The two leaders will address each other as “mister” and avoid the words “country” and “president,” Taiwan Affairs Office (TAO) Minister Zhang Zhijun (張志軍) said in Beijing, adding that the meeting was a “pragmatic arrangement agreed upon on the basis of the ‘one China principle.’”

The Presidential Office was forced to announce the plan early after the Chinese-language Liberty Times ran an exclusive on Tuesday evening. Taiwan and China had planned to make simultaneous announcements at 10am on Wednesday, the United Daily News reported.

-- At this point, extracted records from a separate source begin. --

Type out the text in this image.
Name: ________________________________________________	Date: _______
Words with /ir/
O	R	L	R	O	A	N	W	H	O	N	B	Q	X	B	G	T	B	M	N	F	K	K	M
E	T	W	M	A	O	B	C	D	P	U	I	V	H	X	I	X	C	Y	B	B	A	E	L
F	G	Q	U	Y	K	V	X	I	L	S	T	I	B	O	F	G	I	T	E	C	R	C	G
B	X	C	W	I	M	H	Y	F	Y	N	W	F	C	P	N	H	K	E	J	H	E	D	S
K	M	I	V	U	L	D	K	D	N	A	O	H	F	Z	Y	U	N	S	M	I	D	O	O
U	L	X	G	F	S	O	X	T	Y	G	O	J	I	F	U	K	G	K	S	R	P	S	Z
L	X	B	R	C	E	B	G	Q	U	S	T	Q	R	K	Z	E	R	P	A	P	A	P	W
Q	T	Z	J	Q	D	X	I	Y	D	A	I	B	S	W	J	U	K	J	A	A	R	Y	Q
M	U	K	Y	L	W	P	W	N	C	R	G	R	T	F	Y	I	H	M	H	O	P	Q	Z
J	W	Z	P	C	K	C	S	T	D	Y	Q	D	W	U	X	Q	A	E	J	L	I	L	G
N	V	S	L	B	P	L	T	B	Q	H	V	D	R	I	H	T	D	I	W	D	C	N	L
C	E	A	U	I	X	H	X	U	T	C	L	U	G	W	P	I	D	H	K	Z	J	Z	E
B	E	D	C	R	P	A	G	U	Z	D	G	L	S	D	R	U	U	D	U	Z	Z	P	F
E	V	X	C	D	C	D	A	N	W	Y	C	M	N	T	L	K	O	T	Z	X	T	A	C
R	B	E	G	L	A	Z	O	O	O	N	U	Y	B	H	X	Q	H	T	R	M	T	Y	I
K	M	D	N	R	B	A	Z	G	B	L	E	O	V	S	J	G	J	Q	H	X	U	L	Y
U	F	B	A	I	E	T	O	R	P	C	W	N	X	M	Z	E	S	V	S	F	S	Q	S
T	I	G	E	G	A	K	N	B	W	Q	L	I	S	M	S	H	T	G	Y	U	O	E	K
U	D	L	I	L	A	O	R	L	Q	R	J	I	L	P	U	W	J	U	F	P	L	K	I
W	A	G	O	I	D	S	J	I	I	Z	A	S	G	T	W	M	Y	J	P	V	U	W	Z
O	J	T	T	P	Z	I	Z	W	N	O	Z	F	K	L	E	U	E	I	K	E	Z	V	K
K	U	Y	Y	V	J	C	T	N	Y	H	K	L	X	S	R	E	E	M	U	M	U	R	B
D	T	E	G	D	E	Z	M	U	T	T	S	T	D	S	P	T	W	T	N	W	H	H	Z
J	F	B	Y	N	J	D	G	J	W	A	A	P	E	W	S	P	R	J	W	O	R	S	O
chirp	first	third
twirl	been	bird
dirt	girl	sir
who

WHAT WILL MA TELL XI: Beijing’s military threat to Taiwan will be covered” in the upcoming Ma-Xi meeting as the high-level talks aimed to “reduce hostility or solutions to problems with military means,” Ma said on Thursday. Ma said he would also bring the concerns over the limits imposed by China on Taiwan’s international space “as many NGOs have complained.” The South China Sea dispute is not on the agenda, Ma said. Ma and Xi will each deliver a five-minute speech before a 50-minute closed-door meeting on Saturday afternoon, followed by press conferences arranged separately for the two leaders. Secretary-General of the Presidential Office Tseng Yung-chuan (曾永權), Deputy Secretary-General of the Presidential Office Hsiao Hsu-tsen (蕭旭岑), National Security Council (NSC) Secretary-General Kao Hua-chu (高華柱), NSC adviser Chiu Kun-Shuan (邱坤玄), Mainland Affairs Council (MAC) Minister Andrew Hsia (夏立言) and MAC Deputy Chairwoman Wu Mei-hung (吳美紅) will accompany Ma at the meeting.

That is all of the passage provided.